Schulden belasten langfristig die Bilanz und den Gewinn, weil immer mehr Geld für Kreditzinsen gezahlt werden muss. Gleichzeitig wird zu wenig investiert. Unternehmen werden dadurch mehr und mehr ausgehöhlt. Sie sind praktisch morsch. Von außen sehen die Unternehmen noch passabel aus, innen fehlt jedoch die Substanz.
Beginnen Unternehmen nicht bald umzudenken, dann kommt auf die Wirtschaft ein großes Problem zu. Die massiven Ausschüttungen haben zu einer Umverteilung von Vermögen geführt. Die Einkommensungleichheit wird gefördert. Früher, als weniger ausgeschüttet, sondern investiert wurde, war das nicht so ausgeprägt, da Investitionen eher dem Durchschnittsbürger etwas bringen. Investitionen bedeuten Arbeitsplätze und Erhöhung des Lebensstandards.
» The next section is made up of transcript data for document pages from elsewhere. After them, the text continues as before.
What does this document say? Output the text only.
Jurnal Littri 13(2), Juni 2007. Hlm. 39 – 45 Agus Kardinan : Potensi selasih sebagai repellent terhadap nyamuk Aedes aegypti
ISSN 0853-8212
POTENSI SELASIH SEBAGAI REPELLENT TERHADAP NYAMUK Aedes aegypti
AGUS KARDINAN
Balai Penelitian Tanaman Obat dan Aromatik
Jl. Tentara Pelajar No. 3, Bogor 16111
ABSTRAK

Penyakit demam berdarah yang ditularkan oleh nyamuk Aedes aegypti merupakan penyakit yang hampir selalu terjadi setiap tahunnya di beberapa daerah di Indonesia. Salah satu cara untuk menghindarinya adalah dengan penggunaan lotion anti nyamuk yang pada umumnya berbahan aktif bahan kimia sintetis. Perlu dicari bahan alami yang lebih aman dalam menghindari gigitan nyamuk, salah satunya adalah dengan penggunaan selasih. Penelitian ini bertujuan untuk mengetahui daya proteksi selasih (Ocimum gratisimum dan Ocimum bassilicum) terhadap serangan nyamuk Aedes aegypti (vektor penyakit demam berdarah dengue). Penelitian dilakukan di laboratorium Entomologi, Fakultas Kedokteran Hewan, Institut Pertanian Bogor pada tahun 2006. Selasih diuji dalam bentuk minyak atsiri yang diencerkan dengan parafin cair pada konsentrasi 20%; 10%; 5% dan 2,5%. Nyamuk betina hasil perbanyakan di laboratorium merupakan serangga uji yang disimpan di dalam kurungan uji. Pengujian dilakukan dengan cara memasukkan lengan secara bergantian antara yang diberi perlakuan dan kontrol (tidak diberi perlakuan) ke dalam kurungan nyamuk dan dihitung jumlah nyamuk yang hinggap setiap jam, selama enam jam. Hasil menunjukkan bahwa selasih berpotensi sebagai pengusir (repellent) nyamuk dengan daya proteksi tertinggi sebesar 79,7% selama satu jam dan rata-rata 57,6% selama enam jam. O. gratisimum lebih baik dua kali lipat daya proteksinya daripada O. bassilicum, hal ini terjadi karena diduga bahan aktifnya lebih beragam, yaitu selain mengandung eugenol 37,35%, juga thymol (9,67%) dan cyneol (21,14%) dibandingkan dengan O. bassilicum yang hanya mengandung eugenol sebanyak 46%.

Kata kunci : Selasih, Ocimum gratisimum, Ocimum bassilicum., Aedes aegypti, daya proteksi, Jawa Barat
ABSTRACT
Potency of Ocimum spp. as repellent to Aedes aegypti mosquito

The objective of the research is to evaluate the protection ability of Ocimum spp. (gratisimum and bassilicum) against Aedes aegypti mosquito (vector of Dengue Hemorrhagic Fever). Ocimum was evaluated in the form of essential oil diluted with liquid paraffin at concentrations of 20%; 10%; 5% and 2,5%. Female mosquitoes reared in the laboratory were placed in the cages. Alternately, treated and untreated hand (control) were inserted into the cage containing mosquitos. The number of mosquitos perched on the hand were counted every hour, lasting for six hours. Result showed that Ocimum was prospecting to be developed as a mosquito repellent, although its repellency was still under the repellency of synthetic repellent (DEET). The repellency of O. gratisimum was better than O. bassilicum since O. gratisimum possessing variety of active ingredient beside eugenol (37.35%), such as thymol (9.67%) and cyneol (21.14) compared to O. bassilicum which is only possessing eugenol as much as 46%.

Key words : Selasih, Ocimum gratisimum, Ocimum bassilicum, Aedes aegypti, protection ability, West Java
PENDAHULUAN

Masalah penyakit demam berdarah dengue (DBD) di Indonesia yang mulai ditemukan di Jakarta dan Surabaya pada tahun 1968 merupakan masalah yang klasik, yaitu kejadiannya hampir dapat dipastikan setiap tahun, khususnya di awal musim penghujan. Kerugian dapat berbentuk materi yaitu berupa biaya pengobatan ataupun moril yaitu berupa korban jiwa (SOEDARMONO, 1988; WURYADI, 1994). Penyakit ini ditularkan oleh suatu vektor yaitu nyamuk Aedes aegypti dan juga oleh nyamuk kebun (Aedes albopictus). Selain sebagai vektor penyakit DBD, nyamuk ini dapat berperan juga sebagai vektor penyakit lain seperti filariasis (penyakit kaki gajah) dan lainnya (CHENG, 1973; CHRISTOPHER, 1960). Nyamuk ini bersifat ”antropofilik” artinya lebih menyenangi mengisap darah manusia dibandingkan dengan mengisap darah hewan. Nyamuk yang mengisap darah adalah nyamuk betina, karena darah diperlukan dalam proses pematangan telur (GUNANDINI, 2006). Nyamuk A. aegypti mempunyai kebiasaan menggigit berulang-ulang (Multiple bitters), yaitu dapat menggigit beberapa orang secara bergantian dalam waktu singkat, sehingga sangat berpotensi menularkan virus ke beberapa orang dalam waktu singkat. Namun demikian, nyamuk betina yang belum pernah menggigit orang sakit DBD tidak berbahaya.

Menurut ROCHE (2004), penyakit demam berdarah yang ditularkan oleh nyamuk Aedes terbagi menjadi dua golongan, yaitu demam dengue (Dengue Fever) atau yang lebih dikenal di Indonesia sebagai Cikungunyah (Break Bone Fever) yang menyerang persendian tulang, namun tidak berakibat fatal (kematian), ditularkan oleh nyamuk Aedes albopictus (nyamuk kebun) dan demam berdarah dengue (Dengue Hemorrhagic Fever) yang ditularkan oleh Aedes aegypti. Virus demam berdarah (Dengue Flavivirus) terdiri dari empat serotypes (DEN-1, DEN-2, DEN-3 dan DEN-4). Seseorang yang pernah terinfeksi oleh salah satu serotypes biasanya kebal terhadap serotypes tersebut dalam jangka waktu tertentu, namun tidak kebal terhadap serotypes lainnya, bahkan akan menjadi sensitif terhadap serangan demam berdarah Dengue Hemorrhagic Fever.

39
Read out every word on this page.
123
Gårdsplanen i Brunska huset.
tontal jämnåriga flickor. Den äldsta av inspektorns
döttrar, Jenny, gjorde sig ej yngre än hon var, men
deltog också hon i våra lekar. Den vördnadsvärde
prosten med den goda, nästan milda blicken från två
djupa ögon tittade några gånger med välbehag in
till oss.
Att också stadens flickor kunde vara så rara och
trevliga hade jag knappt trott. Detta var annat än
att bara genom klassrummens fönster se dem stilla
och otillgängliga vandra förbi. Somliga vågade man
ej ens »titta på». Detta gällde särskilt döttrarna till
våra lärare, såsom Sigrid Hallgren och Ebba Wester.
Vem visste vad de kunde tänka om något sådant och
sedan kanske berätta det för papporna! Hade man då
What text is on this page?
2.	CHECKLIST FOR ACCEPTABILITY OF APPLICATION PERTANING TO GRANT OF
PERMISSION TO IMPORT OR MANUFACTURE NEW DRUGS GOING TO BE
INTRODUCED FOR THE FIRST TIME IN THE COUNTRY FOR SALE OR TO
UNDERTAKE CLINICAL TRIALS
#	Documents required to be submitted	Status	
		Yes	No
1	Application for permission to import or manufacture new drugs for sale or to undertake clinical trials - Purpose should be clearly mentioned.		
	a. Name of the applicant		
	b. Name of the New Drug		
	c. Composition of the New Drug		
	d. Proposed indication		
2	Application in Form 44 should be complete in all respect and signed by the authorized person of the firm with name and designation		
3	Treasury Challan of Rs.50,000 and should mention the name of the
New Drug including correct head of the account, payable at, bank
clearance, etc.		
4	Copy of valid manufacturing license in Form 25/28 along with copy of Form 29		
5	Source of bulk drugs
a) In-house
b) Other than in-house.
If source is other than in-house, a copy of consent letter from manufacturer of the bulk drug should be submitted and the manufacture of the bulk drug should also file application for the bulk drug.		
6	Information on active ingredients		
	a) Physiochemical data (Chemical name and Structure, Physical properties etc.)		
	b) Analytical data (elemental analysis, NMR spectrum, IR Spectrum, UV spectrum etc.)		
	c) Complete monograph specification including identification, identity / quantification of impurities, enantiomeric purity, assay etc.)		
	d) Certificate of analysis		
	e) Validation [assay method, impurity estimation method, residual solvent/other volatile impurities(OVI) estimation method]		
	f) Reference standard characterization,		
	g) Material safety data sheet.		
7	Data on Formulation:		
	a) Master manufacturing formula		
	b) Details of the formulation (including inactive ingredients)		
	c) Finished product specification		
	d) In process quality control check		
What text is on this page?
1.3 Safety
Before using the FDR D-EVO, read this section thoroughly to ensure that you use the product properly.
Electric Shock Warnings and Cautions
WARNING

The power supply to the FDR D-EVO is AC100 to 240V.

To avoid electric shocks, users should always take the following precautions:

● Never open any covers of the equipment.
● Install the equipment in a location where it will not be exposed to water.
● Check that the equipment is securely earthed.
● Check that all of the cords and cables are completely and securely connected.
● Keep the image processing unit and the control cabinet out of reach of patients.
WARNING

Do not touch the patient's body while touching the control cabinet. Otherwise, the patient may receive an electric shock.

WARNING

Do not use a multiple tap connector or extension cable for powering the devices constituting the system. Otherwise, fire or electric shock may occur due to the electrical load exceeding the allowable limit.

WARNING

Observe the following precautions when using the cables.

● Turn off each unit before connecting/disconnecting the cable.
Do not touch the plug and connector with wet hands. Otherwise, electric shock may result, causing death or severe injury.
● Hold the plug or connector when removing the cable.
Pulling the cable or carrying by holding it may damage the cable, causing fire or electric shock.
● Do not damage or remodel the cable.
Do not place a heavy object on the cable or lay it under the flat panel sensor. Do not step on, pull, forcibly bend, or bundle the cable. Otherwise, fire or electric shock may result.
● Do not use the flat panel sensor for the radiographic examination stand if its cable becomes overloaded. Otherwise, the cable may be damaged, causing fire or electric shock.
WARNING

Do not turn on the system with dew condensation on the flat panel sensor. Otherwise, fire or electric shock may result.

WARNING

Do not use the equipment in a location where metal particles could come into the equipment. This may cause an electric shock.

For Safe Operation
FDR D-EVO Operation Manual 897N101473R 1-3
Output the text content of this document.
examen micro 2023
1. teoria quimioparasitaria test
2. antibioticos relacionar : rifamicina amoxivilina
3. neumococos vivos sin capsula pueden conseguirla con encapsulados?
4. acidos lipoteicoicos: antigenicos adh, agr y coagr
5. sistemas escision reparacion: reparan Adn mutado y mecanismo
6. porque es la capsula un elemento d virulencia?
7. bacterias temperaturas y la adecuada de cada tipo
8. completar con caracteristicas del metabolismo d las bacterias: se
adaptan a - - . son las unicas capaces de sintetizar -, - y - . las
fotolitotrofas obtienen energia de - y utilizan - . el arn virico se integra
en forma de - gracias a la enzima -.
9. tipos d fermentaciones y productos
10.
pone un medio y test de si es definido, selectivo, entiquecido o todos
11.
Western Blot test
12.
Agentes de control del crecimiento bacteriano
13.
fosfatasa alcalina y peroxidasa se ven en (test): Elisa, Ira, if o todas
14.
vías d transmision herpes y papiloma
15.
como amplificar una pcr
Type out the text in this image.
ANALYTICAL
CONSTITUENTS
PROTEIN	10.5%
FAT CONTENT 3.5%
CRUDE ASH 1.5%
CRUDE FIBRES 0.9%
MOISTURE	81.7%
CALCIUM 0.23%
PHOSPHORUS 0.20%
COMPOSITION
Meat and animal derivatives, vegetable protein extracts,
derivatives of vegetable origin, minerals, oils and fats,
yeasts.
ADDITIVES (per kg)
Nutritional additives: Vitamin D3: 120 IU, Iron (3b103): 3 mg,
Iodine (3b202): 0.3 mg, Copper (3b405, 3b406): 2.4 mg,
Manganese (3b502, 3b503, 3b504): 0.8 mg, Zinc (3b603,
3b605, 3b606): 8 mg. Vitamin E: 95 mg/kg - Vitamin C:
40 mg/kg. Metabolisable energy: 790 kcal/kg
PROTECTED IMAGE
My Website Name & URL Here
Die geringen Investitionen sind eine Erklärung für das anämische US-Wachstum. Je mehr Substanz verloren geht, desto eher gerät die Wirtschaft in die Krise und desto eher können Unternehmen aus anderen Ländern ihre Marktanteile ausbauen. Mit der Verweigerung des Corporate America zu investieren ist niemandem gedient. Die Verweigerung kann sogar soweit führen, dass sie die Wirtschaft in eine Phase der Stagnation und Rezession drängt.